City of Tallahassee Adopts Sustainability Goal
The Tallahassee City Commission voted unanimously to adopt a Clean Energy Resolution, further strengthening the City of Tallahassee's commitment to sustainability. Developed in collaboration with Tally35, the City's Utility Citizens Advisory Committee and the local chapter of the Sierra Club, the resolution outlines the City's goal of moving the organization and community to 100 percent renewable energy by 2050, including setting milestone markers.
"The City has long been a pioneer among municipal governments in adopting environmentally sustainable practices," Mayor John Dailey said. "This resolution helps solidify our plan for the energy future of Tallahassee, ensuring that we take the necessary steps to protect our valuable natural resources."
Per the resolution, the goal for 100 percent renewable energy includes both public and private uses of energy. When the goal is met, the City will, on average, produce as much clean renewable energy as the community consumes, and any unavoidable use of non-renewable energy will be balanced by the export of renewable energy to other communities.
The following milestone markers were adopted as part of the effort to reach the ultimate goal:
- Operation of all City facilities using 100 percent renewable energy no later than 2035
- Shift City light duty vehicles to 100 percent electric no later than 2035
- Shift StarMetro fixed route buses to 100 percent electric no later than 2035
- The remainder of the City's vehicle fleet will move to all electric as the technology becomes available for reliable service delivery.

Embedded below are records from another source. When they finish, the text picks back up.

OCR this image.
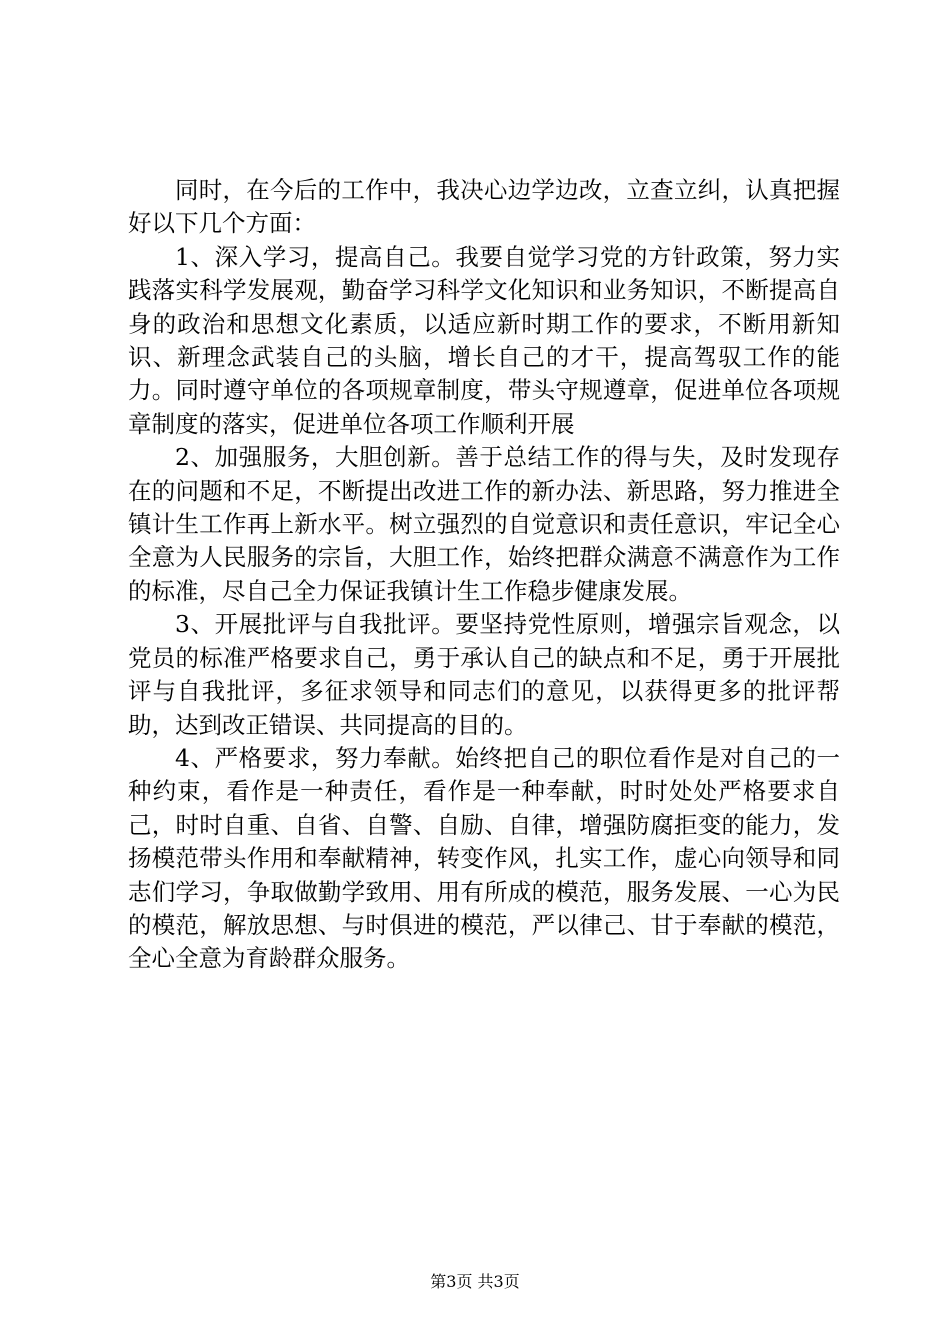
同时，在今后的工作中，我决心边学边改，立查立纠，认真把握好以下几个方面：

1、深入学习，提高自己。我要自觉学习党的方针政策，努力实践落实科学发展观，勤奋学习科学文化知识和业务知识，不断提高自身的政治和思想文化素质，以适应新时期工作的要求，不断用新知识、新理念武装自己的头脑，增长自己的才干，提高驾驭工作的能力。同时遵守单位的各项规章制度，带头守规遵章，促进单位各项规章制度的落实，促进单位各项工作顺利开展

2、加强服务，大胆创新。善于总结工作的得与失，及时发现存在的问题和不足，不断提出改进工作的新办法、新思路，努力推进全镇计生工作再上新水平。树立强烈的自觉意识和责任意识，牢记全心全意为人民服务的宗旨，大胆工作，始终把群众满意不满意作为工作的标准，尽自己全力保证我镇计生工作稳步健康发展。

3、开展批评与自我批评。要坚持党性原则，增强宗旨观念，以党员的标准严格要求自己，勇于承认自己的缺点和不足，勇于开展批评与自我批评，多征求领导和同志们的意见，以获得更多的批评帮助，达到改正错误、共同提高的目的。

4、严格要求，努力奉献。始终把自己的职位看作是对自己的一种约束，看作是一种责任，看作是一种奉献，时时处处严格要求自己，时时自重、自省、自警、自励、自律，增强防腐拒变的能力，发扬模范带头作用和奉献精神，转变作风，扎实工作，虚心向领导和同志们学习，争取做勤学致用、用有所成的模范，服务发展、一心为民的模范，解放思想、与时俱进的模范，严以律己、甘于奉献的模范，全心全意为育龄群众服务。

第3页 共3页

Progress is already being made toward these milestones. StarMetro, the City's mass transit system, is in the process of purchasing 15 new, all-electric buses as part of a partnership with Florida State University. This means one-third of the City's daily bus fleet will be electric, and it will create one of the first all-electric campus bus systems in the nation. StarMetro first began using electric buses in 2013. At that time, it had the largest all-electric, fast-charging bus fleet on the east coast.
On the path to 100 percent clean renewable energy, the City's will continue to reduce greenhouse gas emissions as much as possible. Because of its focus on sustainability, the City's Electric Utility has already reduced emissions beyond the set goals for both the 2020 Paris Accord and the Kyoto protocol. It is on track to surpass the 2025 Paris Accord goal well before that time.
As part of this effort, the City is expanding its solar energy production. Tallahassee's first commercial solar farm, which is a 20-megawatt (MW) facility, came online at the beginning of 2018, and construction on Solar Farm 2, which is slated to be a 40MW facility, will begin later this year. The new facility is expected to be operational in 2020. Other utilities in Florida are looking at the City's solar program as a best practice, and the City was recognized by Environmental American as a Solar Star.
As the community works to reach the ambitious goal set by the Clean Energy Resolution, the City will continue to focus on its operations and customers' energy use. From incorporating compressed natural gas-powered vehicles within the City's fleet to performing more than 58,000 free energy audits for customers, the City's wide-ranging endeavors have and will continue to reduce the community's dependence on fossil fuels, reduce emissions and improve local air quality.
Enjoying a clean, healthy environment is a hallmark of life in Tallahassee. The City is dedicated to remaining at the forefront of progress while balancing environmental concerns and community desires with providing reliable, cost-effective service.